Well, Unconventional approach, YES; absolutely. Does it work? Yep! Every time I have used it (in some situations you cannot but those will be obvious). IF you can, drop another socket. Yep, you read that right. Drop another one in the exact same spot you think you lost the first. ONLY THIS TIME, watch to see and hear where it goes. The first time you were not expecting the event so it caught you by surprise and you did not have time to react (get your senses refocused). This time you'll have them focused on following the falling socket. You might be very surprised the direction it takes you. I have tried this approach when nothing else worked and when it made sense to try, and it has been amazing how often the event repeats itself, sometimes exactly, and you can find the original item that "took a hike on you." Use the same size, or nearly so, socket for the test and "Bombs Away!" Something to try, if all else fails. You just got to find and retrieve the original miscreant socket BEFORE you even start the car. Just got done reading Artvonne's post directly above AFTER I posted this ..... GREAT MINDS THINK ALIKE !!!!!!
This happened to me while working on a Porsche of mine. Dropped a 13mm socket. Heard a bounce and some jiggling and no more socket. Looked and looked and looked. Even got my wife to look. She is very good at finding things I lose. No luck. Even with car on lift and mirrors, I could not find it. &%%#$$#**&^!!!! My solution was to take another 13mm socket and attach some fishing line to it - monofilament. After about the nineth or tenth drop I heard the same sound. It had gotten into the nearby hollow engine gusset. The hole was barely large enough for the socket to fit but it did. Gusset was aluminum so I was able to fish it out with a magnet attached to a line.
First thing is to go buy a new 10MM socket. Then when you don't need the one that dropped it will show up pretty easily. I speak from experience. BT
Earlier this summer I was working on my rototiller fuse line. I lost the fuse connection & looked all over my driveway.. didn't find it until about a month later, it was about 1 foot away from where we were working.. Funny think was since my driveway has a slight slope we looked in the area the part was suspected of 'rolling'...I found it 'up' from where we were. Must have 'kicked' it?
Try fishing around with a magnet attached to the end of a coathanger or wire. I used that approach one time when I dropped a socket into a sprinkler system hose, and it ended up about 5' into the hose under the ground. You may be able to actually "hear" the socket attach itself to the magnet.
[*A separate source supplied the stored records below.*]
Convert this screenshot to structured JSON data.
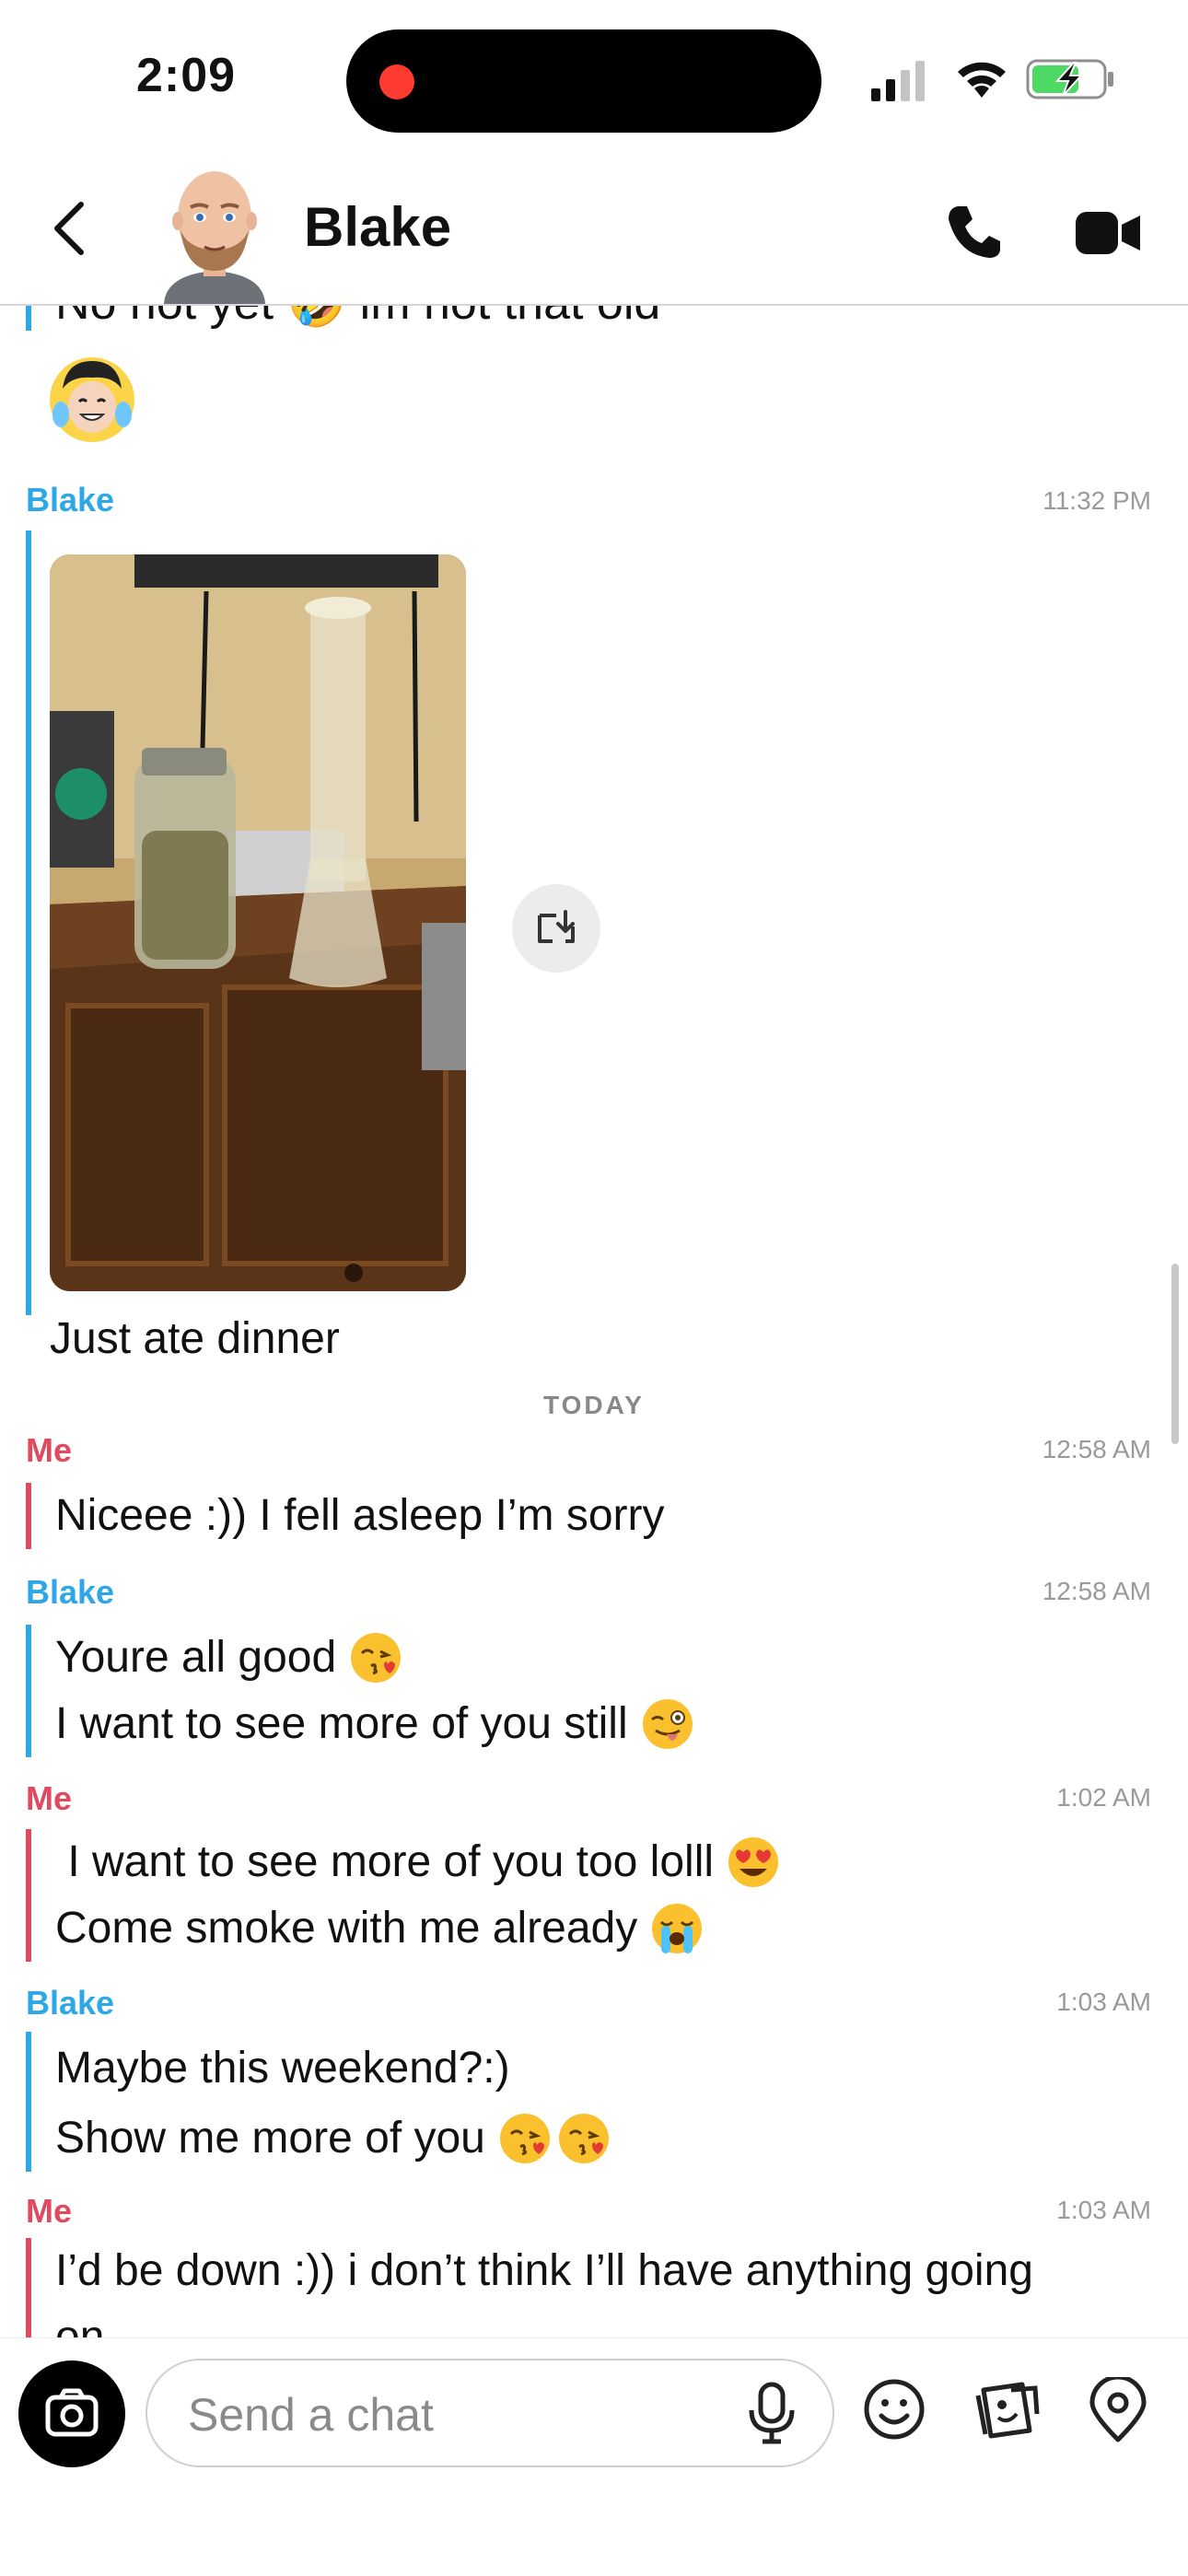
{
  "status_bar": {
    "time": "2:09"
  },
  "header": {
    "contact_name": "Blake"
  },
  "chat": {
    "cutoff_text": "No not yet 🤣 im not that old",
    "today_label": "TODAY",
    "groups": [
      {
        "sender": "Blake",
        "time": "11:32 PM",
        "lines": [
          "Just ate dinner"
        ],
        "has_photo": true
      },
      {
        "sender": "Me",
        "time": "12:58 AM",
        "lines": [
          "Niceee :)) I fell asleep I’m sorry"
        ]
      },
      {
        "sender": "Blake",
        "time": "12:58 AM",
        "lines": [
          "Youre all good",
          "I want to see more of you still"
        ]
      },
      {
        "sender": "Me",
        "time": "1:02 AM",
        "lines": [
          " I want to see more of you too lolll",
          "Come smoke with me already"
        ]
      },
      {
        "sender": "Blake",
        "time": "1:03 AM",
        "lines": [
          "Maybe this weekend?:)",
          "Show me more of you"
        ]
      },
      {
        "sender": "Me",
        "time": "1:03 AM",
        "lines": [
          "I’d be down :)) i don’t think I’ll have anything going",
          "on"
        ]
      }
    ]
  },
  "composer": {
    "placeholder": "Send a chat"
  },
  "colors": {
    "blake": "#2ea7e6",
    "me": "#e04a5f"
  }
}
Hey look! I found it!.......................Surprising what you find in there........... Just trying to put a little levity on the situation............ Image Unavailable, Please Login
Oh please stop. My tummy hurts from laughing so hard .......................................... We have all bben there. Keep looking, you will find it, like I found a new spark plug (NEVER FIRED) in my suspension and a corn cob(?) in my spare tire bay under the plastic upper shroud (308). Those things should have NEVER been here. Lazy people get them and left them there.
If you don't find it you might try pulling the plugs and rotating the the crank manuallv. maybe it will fall out or make a noise if it's caught on anything. At least you won't be subjecting it to the force of the starter or a running motor. Might want to have another person looking and listening when you try this. PB
Also tap carefully with a rubber mallet on exhaust etc from underneath. You'll hear the socket rattle around if you hit the right spot if it's sitting on top of a couple exhaust tubes etc.
Was once just finishing rebuilding a tractor motor, and a little nut escaped a hand and dropped down an oilway. Damned if we could find it even with wires and magnets and all. After about an hour of "fishing" for the nut, we reluctantly decided we just had to strip it all right down again. Many hours down the drain... Oh, well... peace of mind in the end.